Creating a CML data connection to Impala

Learn how to connect natively to data stored in Impala when using Data Visualization in Cloudera Machine Learning (CML).

Before you start using data modeling and visualization functions, you must connect to your data. The following steps show you how to create a new CML data connection in Cloudera Data Visualization (CDV) to an Impala data warehouse.

When you create a connection, you automatically get privileges to create and manage the associated datasets. You can also build dashboards and visuals within these datasets.
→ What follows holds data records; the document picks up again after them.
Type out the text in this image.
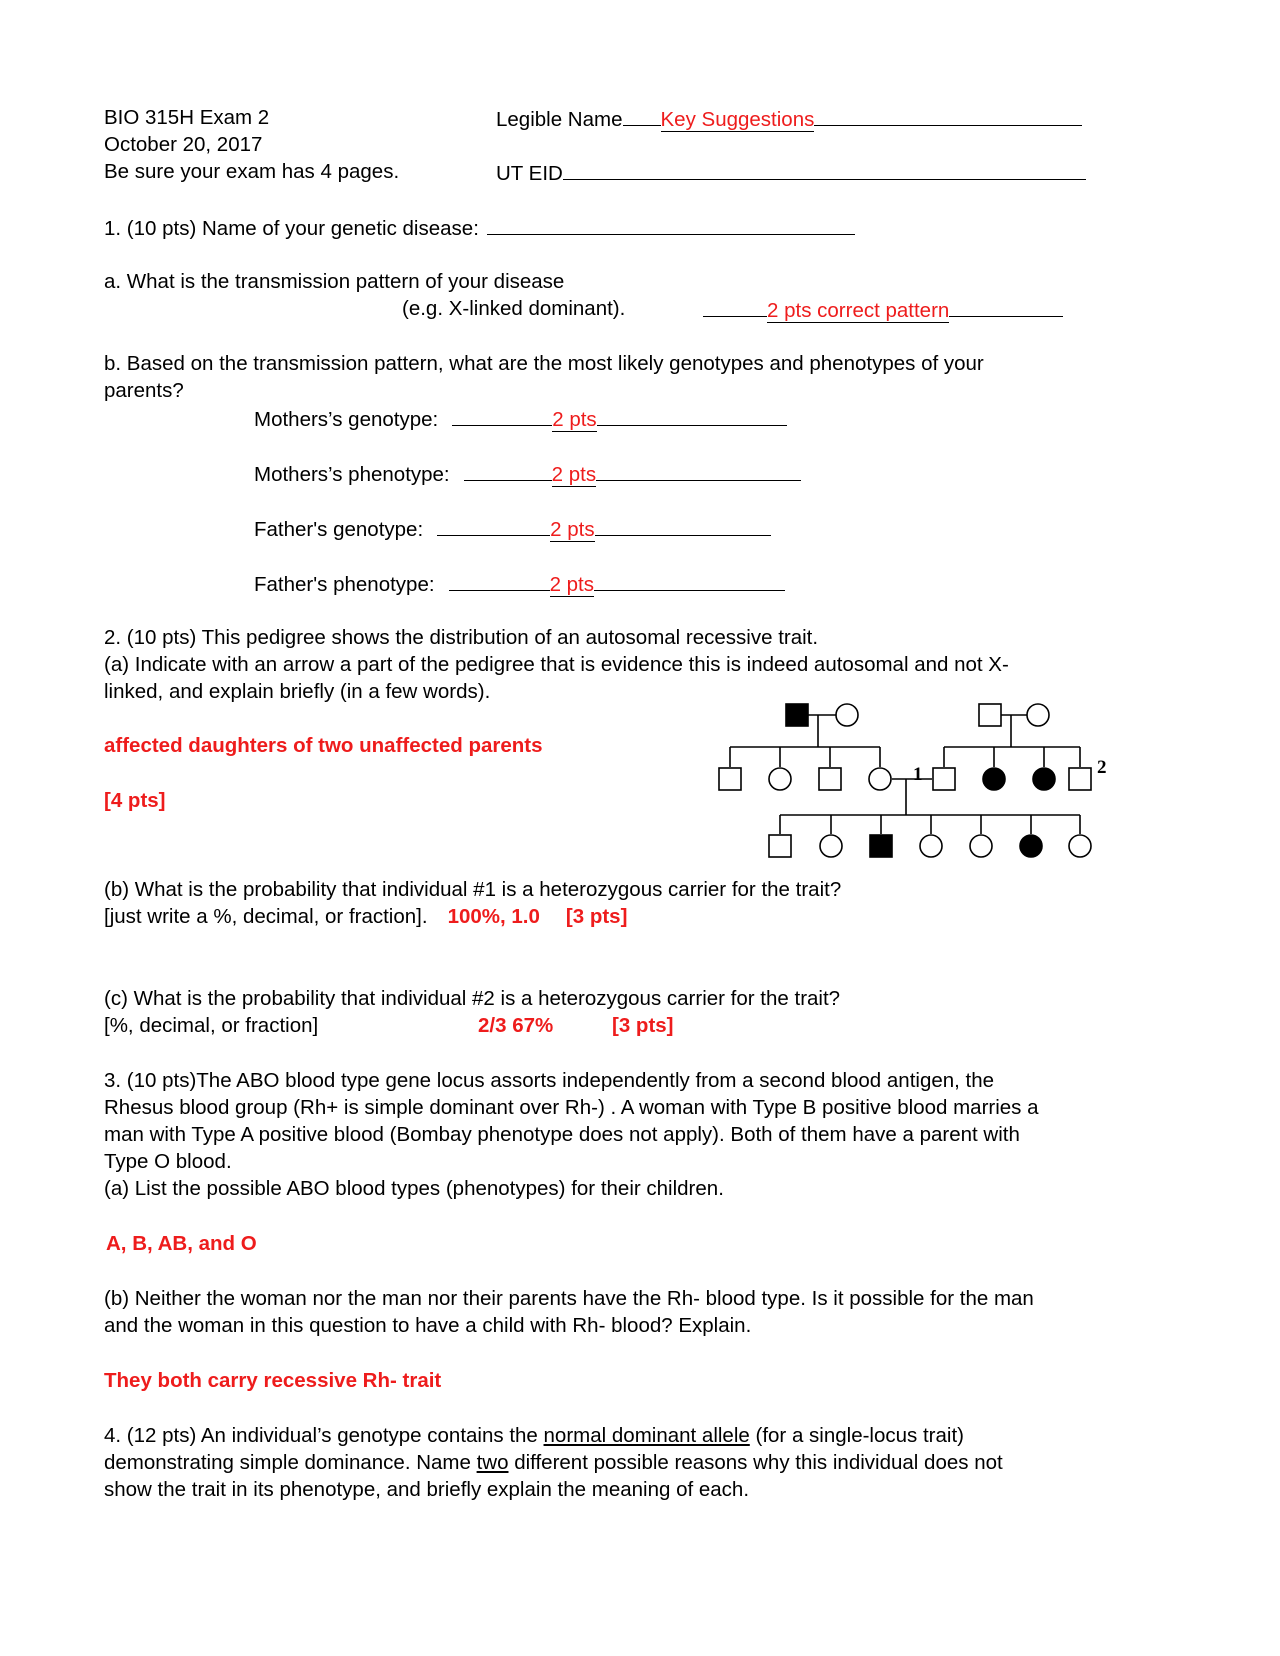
BIO 315H Exam 2
October 20, 2017
Be sure your exam has 4 pages.
Legible Name Key Suggestions
UT EID
1. (10 pts) Name of your genetic disease:
a. What is the transmission pattern of your disease
(e.g. X-linked dominant).	2 pts correct pattern
b. Based on the transmission pattern, what are the most likely genotypes and phenotypes of your
parents?
Mothers’s genotype:	2 pts
Mothers’s phenotype:	2 pts
Father's genotype:	2 pts
Father's phenotype:	2 pts
2. (10 pts) This pedigree shows the distribution of an autosomal recessive trait.
(a) Indicate with an arrow a part of the pedigree that is evidence this is indeed autosomal and not X-
linked, and explain briefly (in a few words).
affected daughters of two unaffected parents
[4 pts]
1	2
(b) What is the probability that individual #1 is a heterozygous carrier for the trait?
[just write a %, decimal, or fraction]. 100%, 1.0 [3 pts]
(c) What is the probability that individual #2 is a heterozygous carrier for the trait?
[%, decimal, or fraction]	2/3 67%	[3 pts]
3. (10 pts)The ABO blood type gene locus assorts independently from a second blood antigen, the
Rhesus blood group (Rh+ is simple dominant over Rh-) . A woman with Type B positive blood marries a
man with Type A positive blood (Bombay phenotype does not apply). Both of them have a parent with
Type O blood.
(a) List the possible ABO blood types (phenotypes) for their children.
A, B, AB, and O
(b) Neither the woman nor the man nor their parents have the Rh- blood type. Is it possible for the man
and the woman in this question to have a child with Rh- blood? Explain.
They both carry recessive Rh- trait
4. (12 pts) An individual’s genotype contains the normal dominant allele (for a single-locus trait)
demonstrating simple dominance. Name two different possible reasons why this individual does not
show the trait in its phenotype, and briefly explain the meaning of each.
  • For more information on the Manage data connections privilege, see RBAC permissions.
  • For instructions on how to define privileges for a specific role, see Setting role privileges.
  • For instructions on how to assign the administrator role to a user, see Promoting a user to administrator.
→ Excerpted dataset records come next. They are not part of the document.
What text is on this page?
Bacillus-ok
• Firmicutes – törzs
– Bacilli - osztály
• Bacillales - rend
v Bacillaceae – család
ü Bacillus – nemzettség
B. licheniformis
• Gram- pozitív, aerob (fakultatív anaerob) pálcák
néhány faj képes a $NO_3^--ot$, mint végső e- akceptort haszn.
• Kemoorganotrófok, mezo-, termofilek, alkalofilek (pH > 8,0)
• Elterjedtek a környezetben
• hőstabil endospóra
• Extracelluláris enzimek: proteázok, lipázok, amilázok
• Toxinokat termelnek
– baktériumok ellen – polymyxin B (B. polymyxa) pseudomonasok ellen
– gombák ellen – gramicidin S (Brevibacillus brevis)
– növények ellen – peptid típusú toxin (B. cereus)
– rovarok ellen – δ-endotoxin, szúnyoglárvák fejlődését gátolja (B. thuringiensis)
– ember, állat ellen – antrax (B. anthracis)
If you are using a CDP Base cluster running Impala with Kerberos for authentication, make sure that Kerberos credentials are configured in CML before creating a CML data connection to the Impala data warehouse. This ensures seamless integration and authentication between CDV and the Impala cluster. If you add Kerberos credentials after launching the CDV app, you need to restart the app for the changes to take effect.

For more information on using Kerberos for authentication in CML, see Hadoop Authentication for ML Workspaces.

  1. On the main navigation bar, click DATA.
    The DATA interface opens, displaying the Datasets tab.
  2. On the side menu bar, click NEW CONNECTION.

    The Create New Data Connection modal window appears.

  3. Choose Impala from the Connection type drop-down list and assign a name to your connection.

    In this example, the Impala connection is made through Knox. Knox always uses TLS encryption and port 443 is the default HTTPS port.

  4. Enter the hostname or IP address of the running coordinator.
    You can retrieve this information from the JDBC URL of the Impala DW.
  5. Add 443 in the Port # field.
  6. Enter your workload username and password as credentials.
  7. Click the Advanced tab to configure additional details.
    1. For HTTP connection mode, locate the Impala Endpoint for the Data Hub.
    2. Copy and paste it into the HTTP Path field.
    3. Set any additional details as required.
  8. Check the Parameters and Data tabs for more configuration options.
  9. Once you finish configuring the settings, click TEST to check the connection.
  10. Click CONNECT to establish the connection.
You have successfully set up a connection to a running Impala DW.